What does Lemert say the effects of secondary deviance is?

1. Master status =

others view them by their label, not their identity.

2. Self-fulfilling prophecy =

they may accept the label, confirming the prophecy.

3. Deviance career =

shared identity with other 'outsiders', may result in a deviant subculture.


How does Young apply primary and secondary deviance to Notting Hill hippies>

Primary deviance =

drugs were used as a sense of identity - a part of their lifestyle, they didn't see it as deviant.

Secondary deviance =

police persecuted them as deviants (societies reaction), they started to view themselves as 'outsiders'.


What effects of labelling did the Notting Hill hippies show?

1. Deviant career =

they identified with each other as more close-knit.

2. Self-fulfilling prophecy =

used more drugs, gaining more attention and ultimately fulfilling the prophecy as drugs became a central activity.

3. Deviance amplification =

Police tried to control the situation, but made it worse, agents of social control aimed to produce law-abiding behaviour but produced the opposite.


Evaluate interactionists view on self-fulfilling prophecies?

Too deterministic =

they assume that once labelled, a self-fulfilling prophecy is inevitable. Although the individual is always free to choose to not deviate further.


How does Stanley Cohen describe a deviance amplification spiral?

Social control agents try to control deviance, which leads to more deviance, leading to a greater attempt to control, and so on.


How does Stanley Cohen apply deviance amplification and moral panics to the 'mods and rockers'?

1). Moral panics =

- Moral entrepreneurs called for a 'crackdown'.

- Media exaggerated and distorted the level of violence, so police arrested more youths.

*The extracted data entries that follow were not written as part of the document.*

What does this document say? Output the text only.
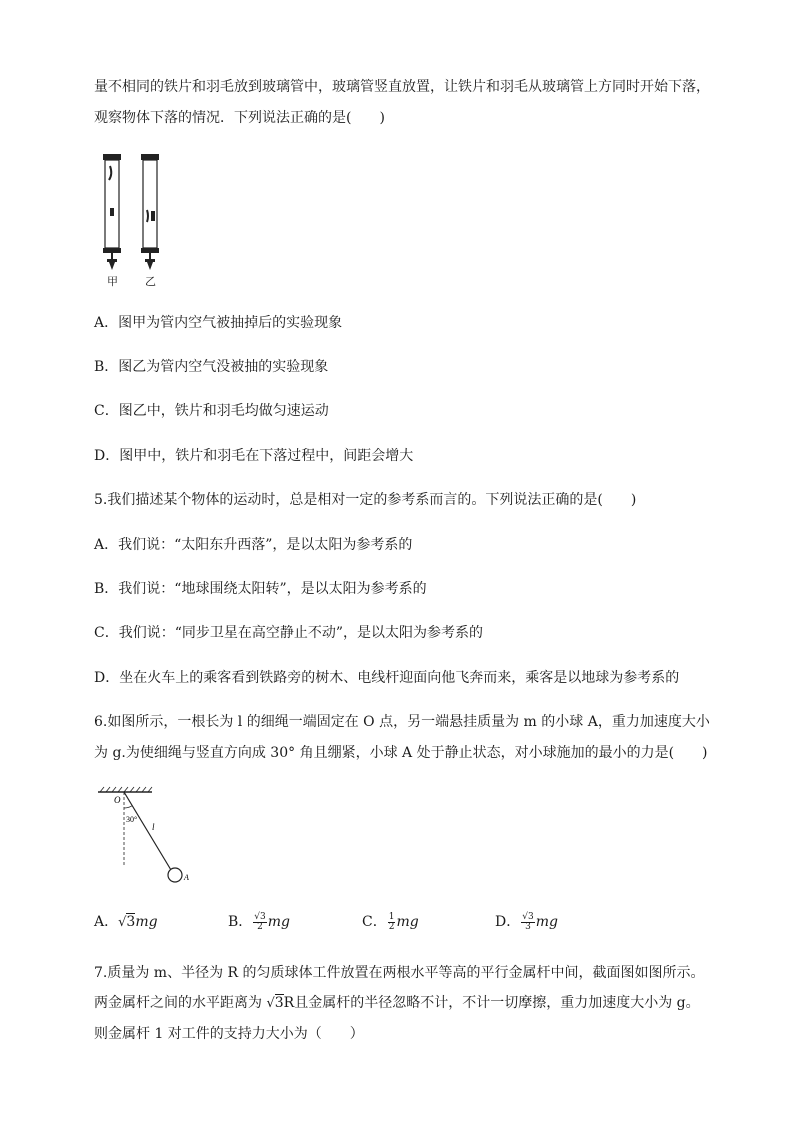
量不相同的铁片和羽毛放到玻璃管中，玻璃管竖直放置，让铁片和羽毛从玻璃管上方同时开始下落，
观察物体下落的情况．下列说法正确的是(　　)
甲 乙
A．图甲为管内空气被抽掉后的实验现象
B．图乙为管内空气没被抽的实验现象
C．图乙中，铁片和羽毛均做匀速运动
D．图甲中，铁片和羽毛在下落过程中，间距会增大
5.我们描述某个物体的运动时，总是相对一定的参考系而言的。下列说法正确的是(　　)
A．我们说：“太阳东升西落”，是以太阳为参考系的
B．我们说：“地球围绕太阳转”，是以太阳为参考系的
C．我们说：“同步卫星在高空静止不动”，是以太阳为参考系的
D．坐在火车上的乘客看到铁路旁的树木、电线杆迎面向他飞奔而来，乘客是以地球为参考系的
6.如图所示，一根长为 l 的细绳一端固定在 O 点，另一端悬挂质量为 m 的小球 A，重力加速度大小
为 g.为使细绳与竖直方向成 30° 角且绷紧，小球 A 处于静止状态，对小球施加的最小的力是(　　)
O
30°
l
A
A．√3mg	B． $\frac{√3}{2}$ mg	C． $\frac{1}{2}$ mg	D． $\frac{√3}{3}$ mg
7.质量为 m、半径为 R 的匀质球体工件放置在两根水平等高的平行金属杆中间，截面图如图所示。
两金属杆之间的水平距离为 √3R且金属杆的半径忽略不计，不计一切摩擦，重力加速度大小为 g。
则金属杆 1 对工件的支持力大小为（　　）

- They became known as the 'folk devils', further marginalising the group.

2). Deviance amplification =

- They felt more like 'outsiders' and the more police tried to control the situation, the more deviance increased.


What does Braithewaite say reintegrative and disintegrative shaming is?

Disintegratve =

the crime and the criminal is labelled, resulting in becoming an 'outsider'.

Reintegrative =

only the act is labelled --> avoids stigmatisation and allows the offender to get back into society.


What are the positives of interactionism?

1). Crime records =

shows crime statistics record the activities of police, not criminals.

2). Shows laws are socially constructed, they aren't fixed.

3). Shows the backfire of societies attempt to control deviance.


What criticisms are there of interactionism?

1). Deterministic =

says a deviant career is inevitable after a label is imposed.

2). Ignores the real victims of crime.

3). Ignores that individuals may actively choose to be deviant.

4). Implies that if a label doesn't exist, deviant acts don't either --> bout most deviants know they are deviating.